The pacing is excellent, despite being basically nothing but a giant chase for most of the film. Also, unlike many films of this type, the action is very well-executed, excellently filmed and easy to follow. At no point does one experience a real sense of spatial disorentation, as can happen with even a lot of the best films (I’m looking at you, The Dark Knight

If you’re looking for an enjoyable, escapist film that you can have a great time watching while eating popcorn, this is that movie. But, surprisingly, if you want an intelligent, interesting film that’s also great popcorn entertainment, well…this movie is that, too. An astounding feat.

One last note; the 3D is well done, but not really required. If you see it in 2D, you’l be fine.

Movie Review – Into the Woods


I’ve never seen Into the Woods on stage. I was lucky enough to see a PBS broadcast of it many, many years ago, and liked it quite a bit. So I was very much looking forward to this movie. Did it deliver?

Well, sort of. The first two acts, wherein our heroes meet up, deliver goodies to grandma, climb beanstalks, and deal with a wicked witch, are quite great. The songs are wonderful, and the casting is excellent. The story is light and enjoyable and flows along at a good pace.

Then comes the third act.

If you’ve seen the musical you know about what happens after “happily ever after”. Now I have no problem with dark and Grimm (as it were), and I’m ok with the concept of the movie darkening up quite a bit. I’m sure it works out wonderfully on the stage.

But this version of it, at least, draaaaagged. The pacing was terrible, and the third act just went on and on and on. It was also quite a bit lighter than the stage version of the third act, and that is not to its benefit.
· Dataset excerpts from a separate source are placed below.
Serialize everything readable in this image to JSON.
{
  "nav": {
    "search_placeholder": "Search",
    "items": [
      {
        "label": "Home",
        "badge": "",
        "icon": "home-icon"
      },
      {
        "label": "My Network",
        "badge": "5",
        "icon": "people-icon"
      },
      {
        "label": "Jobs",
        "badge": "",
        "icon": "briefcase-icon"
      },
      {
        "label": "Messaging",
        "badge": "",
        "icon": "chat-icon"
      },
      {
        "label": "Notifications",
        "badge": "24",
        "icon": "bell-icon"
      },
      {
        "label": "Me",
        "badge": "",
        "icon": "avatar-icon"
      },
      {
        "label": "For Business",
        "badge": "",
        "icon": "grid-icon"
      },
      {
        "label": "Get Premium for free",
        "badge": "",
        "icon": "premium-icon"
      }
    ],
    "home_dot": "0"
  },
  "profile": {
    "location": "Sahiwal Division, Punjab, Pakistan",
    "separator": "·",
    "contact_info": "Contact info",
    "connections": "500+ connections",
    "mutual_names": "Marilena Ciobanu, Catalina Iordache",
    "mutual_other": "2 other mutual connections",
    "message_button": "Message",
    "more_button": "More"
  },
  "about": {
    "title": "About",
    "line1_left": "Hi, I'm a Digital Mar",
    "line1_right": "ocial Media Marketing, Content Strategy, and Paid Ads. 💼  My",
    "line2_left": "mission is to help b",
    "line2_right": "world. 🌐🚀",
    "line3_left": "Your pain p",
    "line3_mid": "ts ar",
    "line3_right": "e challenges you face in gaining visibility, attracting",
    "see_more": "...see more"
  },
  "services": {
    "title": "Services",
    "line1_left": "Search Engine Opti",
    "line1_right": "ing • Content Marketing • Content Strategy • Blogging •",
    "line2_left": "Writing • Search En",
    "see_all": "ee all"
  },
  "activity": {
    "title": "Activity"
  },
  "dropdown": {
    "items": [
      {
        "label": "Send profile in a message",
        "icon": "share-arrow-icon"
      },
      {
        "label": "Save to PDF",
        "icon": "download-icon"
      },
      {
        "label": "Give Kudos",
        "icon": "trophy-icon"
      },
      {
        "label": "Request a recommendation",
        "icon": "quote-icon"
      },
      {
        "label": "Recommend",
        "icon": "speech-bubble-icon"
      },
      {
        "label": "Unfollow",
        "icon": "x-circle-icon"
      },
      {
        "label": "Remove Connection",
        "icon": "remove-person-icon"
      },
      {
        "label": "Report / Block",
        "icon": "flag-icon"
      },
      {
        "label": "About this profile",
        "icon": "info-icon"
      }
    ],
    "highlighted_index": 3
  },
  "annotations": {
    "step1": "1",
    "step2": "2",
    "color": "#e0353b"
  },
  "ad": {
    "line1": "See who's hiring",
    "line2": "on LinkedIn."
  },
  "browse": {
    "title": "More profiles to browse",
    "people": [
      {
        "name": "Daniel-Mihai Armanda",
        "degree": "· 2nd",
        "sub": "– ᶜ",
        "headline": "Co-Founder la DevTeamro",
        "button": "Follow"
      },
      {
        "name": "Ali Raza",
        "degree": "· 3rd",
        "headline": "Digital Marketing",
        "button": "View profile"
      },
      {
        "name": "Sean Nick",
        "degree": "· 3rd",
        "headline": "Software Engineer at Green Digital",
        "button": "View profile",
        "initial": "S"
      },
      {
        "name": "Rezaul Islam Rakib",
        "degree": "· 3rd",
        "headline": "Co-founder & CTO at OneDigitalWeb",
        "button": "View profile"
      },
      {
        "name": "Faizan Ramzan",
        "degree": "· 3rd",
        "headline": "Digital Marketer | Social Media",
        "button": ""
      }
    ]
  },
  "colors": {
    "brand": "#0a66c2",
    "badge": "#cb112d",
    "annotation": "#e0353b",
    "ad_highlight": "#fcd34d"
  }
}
It’s very much like Disney wanted to have their cake and eat it, too, and instead we just get something vaguely warmed-over and not that appealing.

I will say the movie is great for those first two acts, and if you leave at the right point, you’ll probably leave happy. Of course doing so means you’ve basically seen the children’s version, but frankly, that’s better than staying for the last part.